Benchmark run on: 2026-01-20 22:13:38

showing a roughly 35x speedup over TLC when running with the C++ version.

Final Thoughts

Among the many capabilities of coding agents, this is another one that is quite impressive. It also seems an example not only of a impressive nontrivial task, but also one that kind of re-frames the types of programming tasks we might care about. That is, in a “classical” view of programming, really the only natural way to solve this kind of task would be to build a general purpose transpiler/compiler, but LLMs let us consider just making these one-off tasks solvable in a “bespoke” way, in a way that’s still impressive (due to the pwoer of the LLM) but also simpler in a way, since we don’t actually need to be building an entire transpiler here (even if a coding agent could in principle also solve this problem). So, in a way, it seems the smartness and generality of the LLM coding agents also in some cases actually reduces the hardness of the types of problems that need to be solved, in a nice way, when problems have this “bespoke” quality to them.

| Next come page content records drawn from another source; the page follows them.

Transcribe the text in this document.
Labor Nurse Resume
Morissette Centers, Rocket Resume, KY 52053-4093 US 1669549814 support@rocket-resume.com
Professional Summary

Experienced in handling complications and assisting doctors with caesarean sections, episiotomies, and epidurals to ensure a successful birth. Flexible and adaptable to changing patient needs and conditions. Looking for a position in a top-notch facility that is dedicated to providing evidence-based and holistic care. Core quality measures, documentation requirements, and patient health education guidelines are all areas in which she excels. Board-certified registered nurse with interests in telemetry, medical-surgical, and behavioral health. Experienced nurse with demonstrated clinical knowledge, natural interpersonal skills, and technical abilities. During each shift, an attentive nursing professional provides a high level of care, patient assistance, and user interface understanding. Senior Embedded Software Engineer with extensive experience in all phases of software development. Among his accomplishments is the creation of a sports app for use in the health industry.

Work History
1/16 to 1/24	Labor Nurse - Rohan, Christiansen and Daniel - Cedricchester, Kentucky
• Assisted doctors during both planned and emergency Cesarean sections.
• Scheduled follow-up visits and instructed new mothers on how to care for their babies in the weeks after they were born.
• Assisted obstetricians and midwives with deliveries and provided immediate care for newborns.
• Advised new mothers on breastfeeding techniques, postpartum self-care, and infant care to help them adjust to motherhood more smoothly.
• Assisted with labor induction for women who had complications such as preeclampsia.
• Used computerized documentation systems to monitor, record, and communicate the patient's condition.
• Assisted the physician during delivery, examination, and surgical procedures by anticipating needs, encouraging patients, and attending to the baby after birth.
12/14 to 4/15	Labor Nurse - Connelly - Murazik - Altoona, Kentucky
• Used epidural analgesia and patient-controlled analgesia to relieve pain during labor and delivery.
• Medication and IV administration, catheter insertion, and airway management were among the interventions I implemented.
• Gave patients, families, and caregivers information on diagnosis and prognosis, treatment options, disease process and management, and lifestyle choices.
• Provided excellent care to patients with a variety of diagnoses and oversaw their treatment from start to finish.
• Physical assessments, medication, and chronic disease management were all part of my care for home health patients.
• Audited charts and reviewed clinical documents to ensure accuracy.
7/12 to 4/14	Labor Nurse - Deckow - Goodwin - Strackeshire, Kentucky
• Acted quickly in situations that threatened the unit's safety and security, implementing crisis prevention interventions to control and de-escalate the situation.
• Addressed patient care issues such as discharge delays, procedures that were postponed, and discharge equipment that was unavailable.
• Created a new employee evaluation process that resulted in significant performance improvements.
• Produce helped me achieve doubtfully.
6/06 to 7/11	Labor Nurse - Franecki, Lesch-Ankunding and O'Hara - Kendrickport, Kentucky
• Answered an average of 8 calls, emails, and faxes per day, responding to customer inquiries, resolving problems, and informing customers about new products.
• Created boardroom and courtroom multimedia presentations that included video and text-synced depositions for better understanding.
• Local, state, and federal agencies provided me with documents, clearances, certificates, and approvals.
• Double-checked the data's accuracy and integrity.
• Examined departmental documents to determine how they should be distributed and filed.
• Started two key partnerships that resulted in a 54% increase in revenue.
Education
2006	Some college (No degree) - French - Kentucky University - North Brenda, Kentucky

It’s also worth pointing out a variety of caveats that still limit this approach as a fully generalizable, real-world solution. First, all of the above was limited to a single threaded execution, and real TLC is able to safely run many parallel model checking in parallel, which requires extra care around concurrency control and efficient data structure design e.g. a shared, concurrent BFS queue is required to be managed between workers, as well as the state hash (fingerprint) set, which has been a source of fairly challenging performance engineering challenges in the past. Furthermore, one of TLC’s unique features is also its ability to spill states to disk when they are too large to fit in memory. The above approach would be fundamentally memory limited, but with modern machines this is becoming less of a concern. Nevertheless, this is still quite a promising solution for simply the inner loop of any model checking or verification task which ultimately still requires fast generation and evaluation of the transition relation of a spec in order to generate reachable states.

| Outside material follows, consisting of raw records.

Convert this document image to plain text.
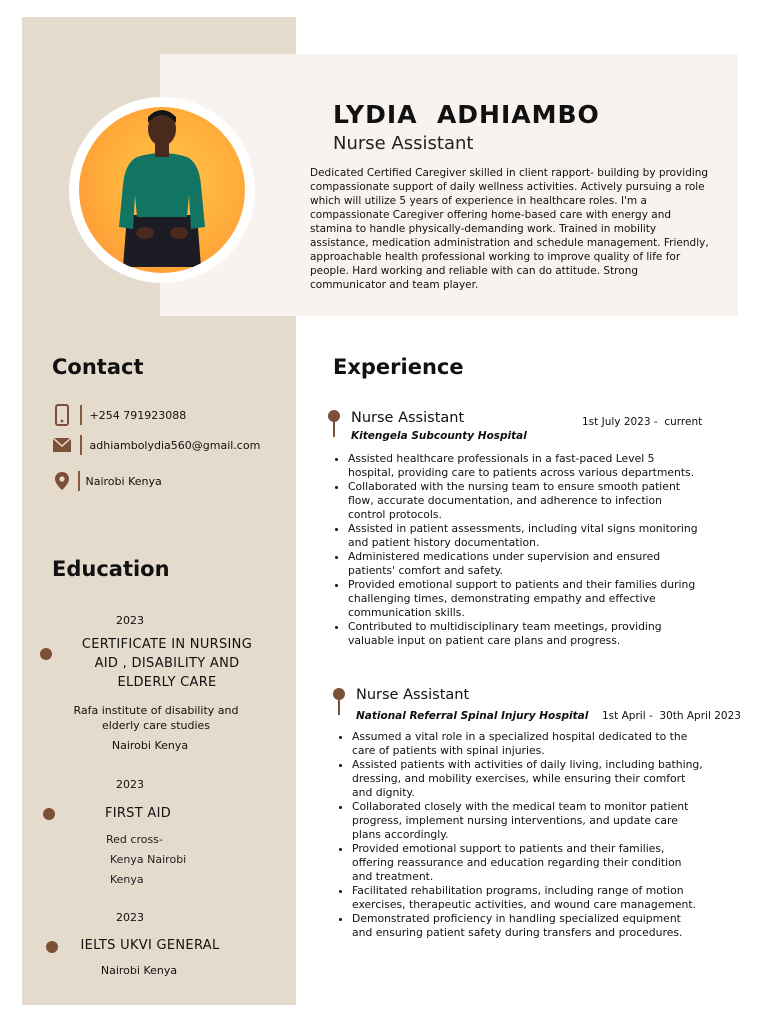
LYDIA  ADHIAMBO
Nurse Assistant
Dedicated Certified Caregiver skilled in client rapport- building by providing compassionate support of daily wellness activities. Actively pursuing a role which will utilize 5 years of experience in healthcare roles. I'm a compassionate Caregiver offering home-based care with energy and stamina to handle physically-demanding work. Trained in mobility assistance, medication administration and schedule management. Friendly, approachable health professional working to improve quality of life for people. Hard working and reliable with can do attitude. Strong communicator and team player.
Contact
+254 791923088
adhiambolydia560@gmail.com
Nairobi Kenya
Education
2023
CERTIFICATE IN NURSING
AID , DISABILITY AND
ELDERLY CARE
Rafa institute of disability and
elderly care studies
Nairobi Kenya
2023
FIRST AID
Red cross-
Kenya Nairobi
Kenya
2023
IELTS UKVI GENERAL
Nairobi Kenya
Experience
Nurse Assistant	1st July 2023 -  current
Kitengela Subcounty Hospital
• Assisted healthcare professionals in a fast-paced Level 5 hospital, providing care to patients across various departments.
• Collaborated with the nursing team to ensure smooth patient flow, accurate documentation, and adherence to infection control protocols.
• Assisted in patient assessments, including vital signs monitoring and patient history documentation.
• Administered medications under supervision and ensured patients' comfort and safety.
• Provided emotional support to patients and their families during challenging times, demonstrating empathy and effective communication skills.
• Contributed to multidisciplinary team meetings, providing valuable input on patient care plans and progress.
Nurse Assistant
National Referral Spinal Injury Hospital 1st April -  30th April 2023
• Assumed a vital role in a specialized hospital dedicated to the care of patients with spinal injuries.
• Assisted patients with activities of daily living, including bathing, dressing, and mobility exercises, while ensuring their comfort and dignity.
• Collaborated closely with the medical team to monitor patient progress, implement nursing interventions, and update care plans accordingly.
• Provided emotional support to patients and their families, offering reassurance and education regarding their condition and treatment.
• Facilitated rehabilitation programs, including range of motion exercises, therapeutic activities, and wound care management.
• Demonstrated proficiency in handling specialized equipment and ensuring patient safety during transfers and procedures.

All the tests here were run with Claude Code v2.1.14 on Opus 4.5, on 2024 Apple M3 Macbook Pro, and the code and Claude prompts found here. As with many LLM-oriented tasks, the determinism of the outputs of these type of workflows was also ahzy to understand well, and there seems to often be a better breakdown of a workflow into those steps which are truly “non-deterministic” or LLM-driven and those which can be cached as relatively deterministic scripts (e.g. the validation scripts). When starting off, though, it is easy to just write everything up a single agent prompt and re-run the workflow from scratch to test it out and experiment. Also, working with Claude in this way really makes it really nice to think about these experimentation workflows “end to end” without focusing on chaining together various Python, baash scripts, compilation steps, etc. Especially when going further and generating whole written reports or visuals from an experiment, that is something that typically is super manual and requires a lot of analysis and stitching things together.

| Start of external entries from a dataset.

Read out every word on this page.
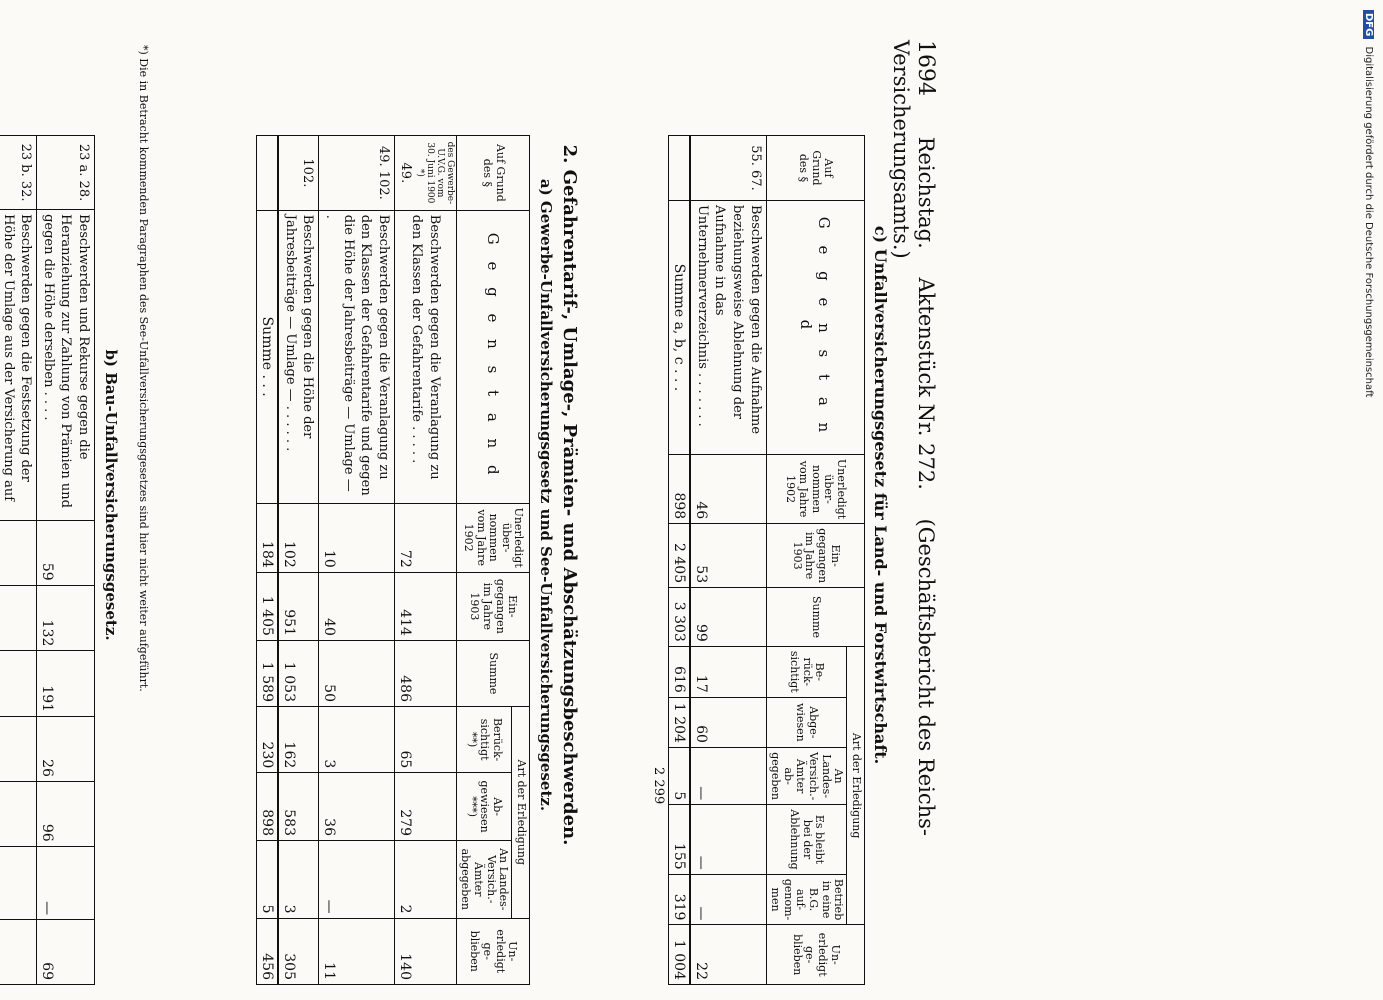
1694 Reichstag. Aktenstück Nr. 272. (Geschäftsbericht des Reichs-Versicherungsamts.)
c) Unfallversicherungsgesetz für Land- und Forstwirtschaft.
Auf Grund des §	G e g e n s t a n d	Unerledigt über-nommen vom Jahre 1902	Ein-gegangen im Jahre 1903	Summe	Art der Erledigung					Un-erledigt ge-blieben
					Be-rück-sichtigt	Abge-wiesen	An Landes-Versich.-Ämter ab-gegeben	Es bleibt bei der Ablehnung	Betrieb in eine B.G. auf-genom-men	
55. 67.	Beschwerden gegen die Aufnahme beziehungsweise Ablehnung der Aufnahme in das Unternehmerverzeichnis . . . . . . .	46	53	99	17	60	—	—	—	22
	Summe a, b, c . . .	898	2 405	3 303	616	1 204	5	155	319	1 004
					2 299					
2. Gefahrentarif-, Umlage-, Prämien- und Abschätzungsbeschwerden.
a) Gewerbe-Unfallversicherungsgesetz und See-Unfallversicherungsgesetz.
Auf Grund des §	G e g e n s t a n d	Unerledigt über-nommen vom Jahre 1902	Ein-gegangen im Jahre 1903	Summe	Art der Erledigung			Un-erledigt ge-blieben
					Berück-sichtigt **)	Ab-gewiesen ***)	An Landes-Versich.-Ämter abgegeben	

des Gewerbe-U.V.G. vom 30. Juni 1900 *)
49.	Beschwerden gegen die Veranlagung zu den Klassen der Gefahrentarife . . . . .	72	414	486	65	279	2	140
49. 102.	Beschwerden gegen die Veranlagung zu den Klassen der Gefahrentarife und gegen die Höhe der Jahresbeiträge — Umlage — .	10	40	50	3	36	—	11
102.	Beschwerden gegen die Höhe der Jahresbeiträge — Umlage — . . . . . .	102	951	1 053	162	583	3	305
	Summe . . .	184	1 405	1 589	230	898	5	456
*) Die in Betracht kommenden Paragraphen des See-Unfallversicherungsgesetzes sind hier nicht weiter aufgeführt.
b) Bau-Unfallversicherungsgesetz.
23 a. 28.	Beschwerden und Rekurse gegen die Heranziehung zur Zahlung von Prämien und gegen die Höhe derselben . . . .	59	132	191	26	96	—	69
23 b. 32.	Beschwerden gegen die Festsetzung der Höhe der Umlage aus der Versicherung auf							

DFG Digitalisierung gefördert durch die Deutsche Forschungsgemeinschaft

Another recurring pattern is the delicate balance of trust between you and the agent. Having a verifiable feedback loop helps a lot, but even still, it still really felt necessary to review the outputs at different stages and manually verify things were actually being done correctly and not cheated in odd ways. For example, checking that the generated state spaces actually contain real, nonempty sets of states, etc. I think there felt like a slightly missing pattern here, which is kind of related to the continual learning idea, and being confident that the LLM is developing a deeper understanding of the problem at hand to a point where you trust it further to take on things more autonomously. It felt hard to predict when and where it would or wouldn’t make the same mistakes twice, or go off on small tangents that felt unexpected. I think a lot of these isseus can sort of be addressed with careful trial and error and prompt refinement, but there may still be a better kind of “teaching” workflow here to get an agent up to speed on a new problem and have it record the knowledge it learned more durably.